Always a favorite subject because of its riverboat legacy and famous Suspension Bridge, the section of Cincinnati’s levee portrayed here is precisely where the Riverfront Stadium is located today. Usually jam-packed with steamboats, this section, just east of the north bridge pier, was known as the Public Landing, at the point where the levee extended a further block north, creating a substantial open area where the marketing and trans-shipment of the merchandise of river commerce took place.

In this view the lighthouse tender “Lily” is selected because of its smaller scale and more varied detail than most other boats of the period. She is seen tied up just below the wharf boat of the Louisville and Cincinnati Packet Co. loading up for a trip. The vessel was one of several tenders which plied the Ohio and Mississippi rivers putting up or servicing the busy rivers’ navigation lights. These were usually oil burning lamps which were monitored by local riverside farmers. Management of the navigation lights, first under the U.S. Light House Service, became the responsibility of the U.S. Coast Guard in 1939.

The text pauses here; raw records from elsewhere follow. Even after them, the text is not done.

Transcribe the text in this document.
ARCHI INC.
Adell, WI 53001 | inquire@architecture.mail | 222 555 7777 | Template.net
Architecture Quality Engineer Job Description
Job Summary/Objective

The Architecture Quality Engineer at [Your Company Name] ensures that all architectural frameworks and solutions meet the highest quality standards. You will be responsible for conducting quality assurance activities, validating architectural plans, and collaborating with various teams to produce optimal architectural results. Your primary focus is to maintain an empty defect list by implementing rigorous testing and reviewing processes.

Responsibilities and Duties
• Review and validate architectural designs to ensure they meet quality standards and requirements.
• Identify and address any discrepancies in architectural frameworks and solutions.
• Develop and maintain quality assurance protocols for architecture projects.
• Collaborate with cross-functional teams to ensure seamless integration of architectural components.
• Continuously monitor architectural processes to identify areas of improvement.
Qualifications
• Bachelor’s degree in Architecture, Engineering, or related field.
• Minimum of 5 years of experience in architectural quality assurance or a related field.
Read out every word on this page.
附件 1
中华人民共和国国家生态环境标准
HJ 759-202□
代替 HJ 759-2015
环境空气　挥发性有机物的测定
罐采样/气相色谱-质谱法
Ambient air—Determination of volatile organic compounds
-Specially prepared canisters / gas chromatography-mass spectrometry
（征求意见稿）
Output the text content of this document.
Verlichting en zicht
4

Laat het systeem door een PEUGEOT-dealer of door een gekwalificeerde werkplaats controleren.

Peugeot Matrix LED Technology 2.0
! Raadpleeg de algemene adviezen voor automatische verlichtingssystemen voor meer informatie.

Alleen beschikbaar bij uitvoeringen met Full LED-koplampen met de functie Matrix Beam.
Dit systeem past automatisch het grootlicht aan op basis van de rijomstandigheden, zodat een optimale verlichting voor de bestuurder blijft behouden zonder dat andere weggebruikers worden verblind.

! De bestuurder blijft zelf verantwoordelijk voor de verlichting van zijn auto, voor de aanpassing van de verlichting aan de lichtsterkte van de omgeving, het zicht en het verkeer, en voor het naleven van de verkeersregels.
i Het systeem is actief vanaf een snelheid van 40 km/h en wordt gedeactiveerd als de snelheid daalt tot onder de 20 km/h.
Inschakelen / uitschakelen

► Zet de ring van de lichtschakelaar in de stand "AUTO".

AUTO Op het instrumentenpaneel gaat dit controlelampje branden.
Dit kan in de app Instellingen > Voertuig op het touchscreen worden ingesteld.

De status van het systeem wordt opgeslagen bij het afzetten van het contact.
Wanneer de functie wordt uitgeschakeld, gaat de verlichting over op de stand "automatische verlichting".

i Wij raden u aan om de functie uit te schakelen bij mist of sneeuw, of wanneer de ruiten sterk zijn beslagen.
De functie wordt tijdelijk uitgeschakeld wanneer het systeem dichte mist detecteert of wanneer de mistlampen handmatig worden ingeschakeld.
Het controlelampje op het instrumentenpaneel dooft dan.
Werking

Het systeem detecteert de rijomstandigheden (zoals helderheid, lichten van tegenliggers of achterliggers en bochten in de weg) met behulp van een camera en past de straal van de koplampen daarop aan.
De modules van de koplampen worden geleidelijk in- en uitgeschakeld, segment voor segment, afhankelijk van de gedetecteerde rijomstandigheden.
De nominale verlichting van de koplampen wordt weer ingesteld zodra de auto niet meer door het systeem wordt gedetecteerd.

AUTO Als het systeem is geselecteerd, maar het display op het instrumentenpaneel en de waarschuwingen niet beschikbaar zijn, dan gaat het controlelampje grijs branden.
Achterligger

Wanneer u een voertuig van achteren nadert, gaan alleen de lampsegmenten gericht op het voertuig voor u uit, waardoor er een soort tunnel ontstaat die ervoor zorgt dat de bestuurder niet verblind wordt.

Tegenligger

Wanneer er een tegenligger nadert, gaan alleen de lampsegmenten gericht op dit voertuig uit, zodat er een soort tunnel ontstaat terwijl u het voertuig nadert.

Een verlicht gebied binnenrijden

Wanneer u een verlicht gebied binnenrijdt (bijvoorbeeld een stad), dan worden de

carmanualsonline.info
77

The principal landmark featured here is John Roebling’s famous Suspension Bridge, the precursor to his Brooklyn Bridge which was so considerably larger in scale. Constructed between 1856 and 1867, work was suspended during the Civil War. The bridge, somewhat modified in a reconstruction in 1898 to allow greater load capacity, still stands as a venerate monument to Cincinnati’s proud days of yore.